Being in the Big White Castle people are often removed from the patient and their family, and it many cases seem less accountable. When I am working at a small hospital in a smaller town, and Mrs. Johnson comes into the ER for a rather piddly thing that is probably no big deal but the family is very concerned, (and there still is always the possibility that a brief observation overnight in the hospital would reveal pathology), I call the family doc, tell him we are going to watch her overnight and we do just that. I am happy, Mrs. Johnson is happy, (and potentially safer), and Mr. Johnson and family is happy.
Here at the Big White Castle that same lady goes home, which is part because of there is only so much room for some very sick patients, and part because sometimes people don't want to make extra work for themselves and the system is so inefficient they are already bogged down and overloaded.
The difference is that if I and admitting small-town family doc send Mrs. Johnson home in little-town Iowa, the next day Family doc may see Mr. Johnson and/or family at the cafe or gas station and they may be left wondering why he didn't do what they think he should have done and he may be left questioning if he did the right thing. He has to face the family often directly, maybe in his practice, the grocery store and other settings. It really can be a la Northern Exposure. This creates tremendous accountability. There is a separation of this relationship at the Big White Castle that doesn't created the same accountability.
We can argue the merits of this. Maybe this works out just right, the big hospital only takes care of the really sick folks and the little places the rest. One of my mentors told me to do what is right one night. Do what I think is right, what I would feel good about when I go home at night.
My care feels more right at the smaller places with the small town hospitality and accountability. In the meantime, we can continue to be advocates for our patients at the Big White Castle when it needs to be done. The system chugs on.
She came in on a guerney, trapped inside this 375 lb. body that hadn't moved in two weeks, lying in her own soil. For TWO weeks. I could see in her eyes, the fear, frustration, helplessness. No longer able to talk, she squeezed my hand.
She had a severe blood infection, a heart attack, a hole in her intestines leaking air inside her abdomen causing intense pain. Her kidneys were failing, and the rest of her body was soon to follow.

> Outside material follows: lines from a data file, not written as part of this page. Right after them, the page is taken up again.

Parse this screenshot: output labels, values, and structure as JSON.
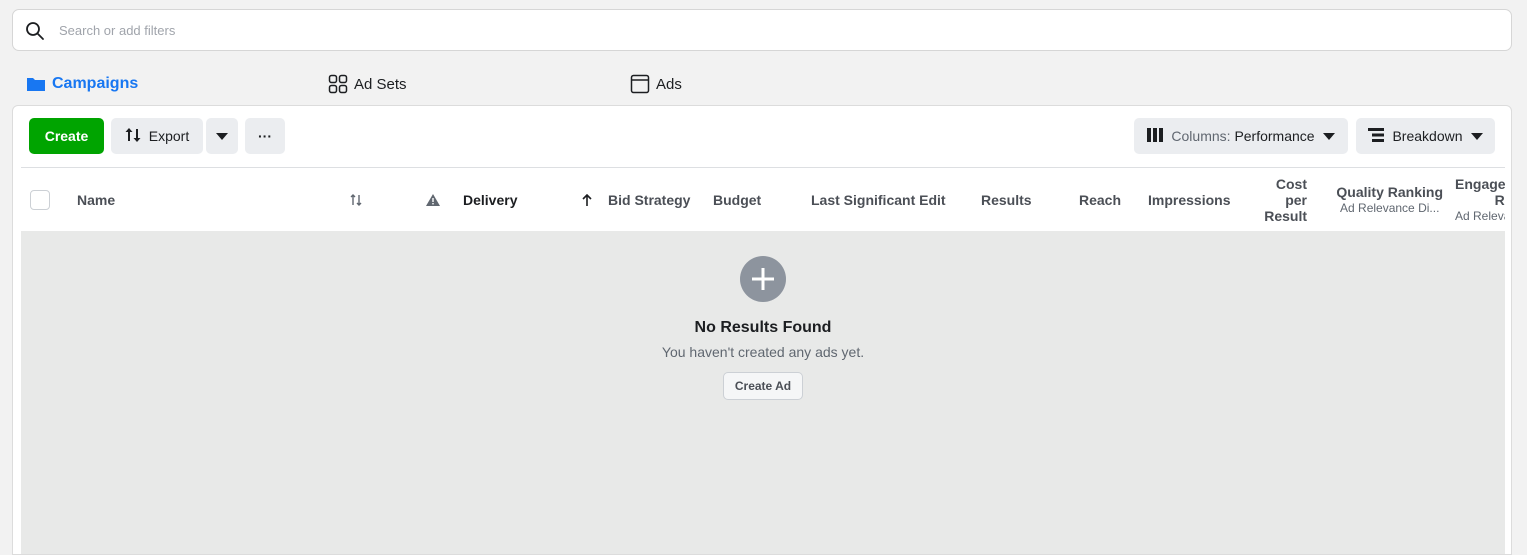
{
  "search": {
    "placeholder": "Search or add filters",
    "icon": "search-icon"
  },
  "levels": [
    {
      "label": "Campaigns",
      "icon": "folder-icon",
      "active": true
    },
    {
      "label": "Ad Sets",
      "icon": "grid-icon",
      "active": false
    },
    {
      "label": "Ads",
      "icon": "ad-window-icon",
      "active": false
    }
  ],
  "toolbar": {
    "create_label": "Create",
    "export_label": "Export",
    "more_label": "···",
    "columns_prefix": "Columns:",
    "columns_value": "Performance",
    "breakdown_label": "Breakdown"
  },
  "table": {
    "headers": {
      "name": "Name",
      "delivery": "Delivery",
      "bid_strategy": "Bid Strategy",
      "budget": "Budget",
      "last_edit": "Last Significant Edit",
      "results": "Results",
      "reach": "Reach",
      "impressions": "Impressions",
      "cost_per_result_1": "Cost per",
      "cost_per_result_2": "Result",
      "quality_ranking": "Quality Ranking",
      "quality_ranking_sub": "Ad Relevance Di...",
      "engagement_1": "Engagement",
      "engagement_2": "Rate",
      "engagement_sub": "Ad Relevance Diagnostic"
    }
  },
  "empty": {
    "title": "No Results Found",
    "subtitle": "You haven't created any ads yet.",
    "button": "Create Ad"
  },
  "colors": {
    "accent": "#1877f2",
    "create_green": "#00a400",
    "empty_bg": "#e8e9e8"
  }
}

Within the hour things got worse. I put a tube into her lungs to breath for her. Soon after her heart went into a dangerous rhythm with no pulse.
"Everybody Clear!"
Shock
And repeat.
And more medicines.
Nothing is working.
I can't help but wonder if her fear was dying, or to keep living going what she had gone through the last two weeks.
Death doesn't always bother me. Sometimes, you see into someone's life just enough to make it so real that I can't help but let it bother me. I think that's ok, as long as the toll isn't too heavy for too long.